2024-05-07 05:22:35 | Peace Cafe


 日本の人口は確実に減り続けて、100年後には江戸時代のように3千万人成る。江戸時代末期には3,400万人程度であったと推定されている。明治7年(1874年)に3,500万人に達し、明治45年(1912年)には、5,000万人を超えた。 これから、日本列島に健全に暮らせる人口になると考えた方が良い。

 日本は人口が増えすぎたのだ。増えすぎたために様々な問題が起きたと言えることが多い。人口が減少してくれれば、日本人が鎖国して生きて行くとしても可能な人口に成るという事になる。人口減少を危機と受け止める人が多いようだが、むしろこれで何とかなると考えるべき事だ。人類の生物的本能が導いた人口減少である。

 人口がいまの39%まで減少すれば、食糧自給率は100%になる。それが日本列島に人間が平穏に暮らすためには丁度良い人口なのだろう。人口減少を良いこととしてとらえ、人口が減少して困ることは何かと考えれば良いことになる。産めよ増やせよ、は戦時体制の標語だ。

 大半の企業は拡大再生産を目指しているから、消費者が減少して、企業の経営が出来なくなると考えるのだろう。確かにそういうことになるだろう。売り上げが今の39%に成るのだ。しかし企業の経営や存続は、日本列島で暮らして行く人間には、根源から言えばどうでも良いことである。

 資本主義を最善なものと考えるから、その限界を恐れているに過ぎない。資本主義は限界を向かえ、度を過ぎた能力主義の時代になった。その結果国家資本主義が優位になったのだ。社会主義経済の時代になれば、人口に相応しい安定した社会が想定されるはずだ。

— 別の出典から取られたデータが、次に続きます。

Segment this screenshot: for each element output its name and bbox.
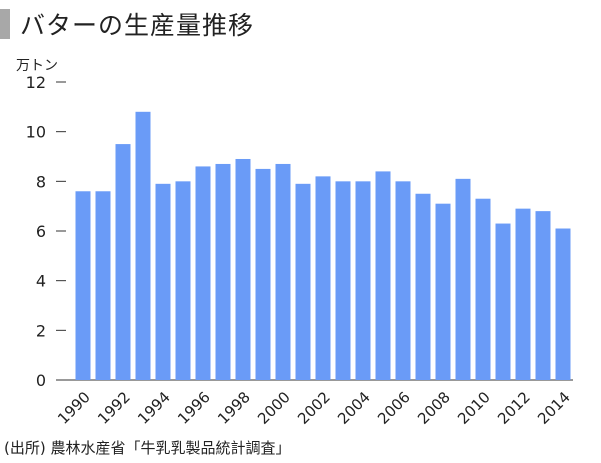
bar-2004: [355, 181, 371, 380]
bar-1997: [215, 163, 231, 380]
bar-1995: [175, 181, 191, 380]
chart-header: バターの生産量推移: [0, 6, 254, 42]
x-tick-label: 1992: [94, 388, 134, 428]
x-tick-label: 1994: [134, 388, 174, 428]
bar-2000: [275, 163, 291, 380]
y-tick-label: 12: [26, 73, 46, 92]
bar-1999: [255, 168, 271, 380]
chart-title: バターの生産量推移: [20, 11, 255, 40]
x-tick-label: 2012: [494, 388, 534, 428]
title-marker: [0, 9, 10, 39]
x-tick-label: 2008: [414, 388, 454, 428]
x-tick-label: 2014: [534, 388, 574, 428]
y-tick-label: 8: [36, 172, 46, 191]
x-tick-label: 2004: [334, 388, 374, 428]
bar-1996: [195, 166, 211, 380]
x-tick-label: 2006: [374, 388, 414, 428]
x-tick-label: 1990: [54, 388, 94, 428]
bar-1998: [235, 158, 251, 380]
bar-1992: [115, 144, 131, 380]
x-tick-label: 2002: [294, 388, 334, 428]
y-tick-label: 2: [36, 321, 46, 340]
y-tick-label: 4: [36, 272, 46, 291]
bar-2002: [315, 176, 331, 380]
x-tick-label: 2010: [454, 388, 494, 428]
bar-2003: [335, 181, 351, 380]
bar-2006: [395, 181, 411, 380]
y-tick-label: 6: [36, 222, 46, 241]
bar-2009: [455, 178, 471, 380]
x-tick-label: 2000: [254, 388, 294, 428]
bar-2008: [435, 203, 451, 380]
bar-2011: [495, 223, 511, 380]
bar-2005: [375, 171, 391, 380]
bar-2010: [475, 198, 491, 380]
y-tick-label: 0: [36, 371, 46, 390]
bar-2001: [295, 183, 311, 380]
bar-1991: [95, 191, 111, 380]
bar-2007: [415, 193, 431, 380]
source-note: (出所) 農林水産省「牛乳乳製品統計調査」: [4, 439, 291, 457]
bar-2012: [515, 208, 531, 380]
y-tick-label: 10: [26, 123, 46, 142]
x-tick-label: 1996: [174, 388, 214, 428]
bar-1990: [75, 191, 91, 380]
x-tick-label: 1998: [214, 388, 254, 428]
bar-1994: [155, 183, 171, 380]
bar-2013: [535, 211, 551, 380]
bar-1993: [135, 111, 151, 381]
bar-2014: [555, 228, 571, 380]
y-axis-unit-label: 万トン: [16, 58, 58, 74]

 次の時代は能力主義を克服した、平等な社会である。人間の欲望がコントロールされる社会だ。帝国主義時代には国家として競争に勝とうと言うことだった。それが国家資本主義の競争に有利さが、おかしな独裁国家を増長させることになっている。

 人口減少に伴う、不安要素を挙げてみる。社会インフラが維持できなくなる。例えば医療が行き届かなくなる。これもその通りだろうが、これからの時代はIT時代だろう。医療システムも直接病院に行かなくても良いようになるだろう。地域に細かく設置される医療ITで、定期的に検診を受ける。

 そして、IT検査で、問題が見つかれば、医療機関からの指示がある。必要であれば、各県1カ所程度ある病院に行くことになる。人口が少ないのだから、その程度で現状より合理的で、十分な医療体制が可能になるのではなかろうか。医療関係者の人口割合は現状と同じとすれば、何とかなるだろう。

 道路や鉄道、トンネルや橋など劣化が進み、十分に直せない時代が来る。多分そうなるはずだ。今現在第2東名の建設や、リニア新幹線の建設が進んでいる。全くそれどころではないのに、建設企業の圧力で止めることが出来なくなっている。もういらないものを作るような時代ではない。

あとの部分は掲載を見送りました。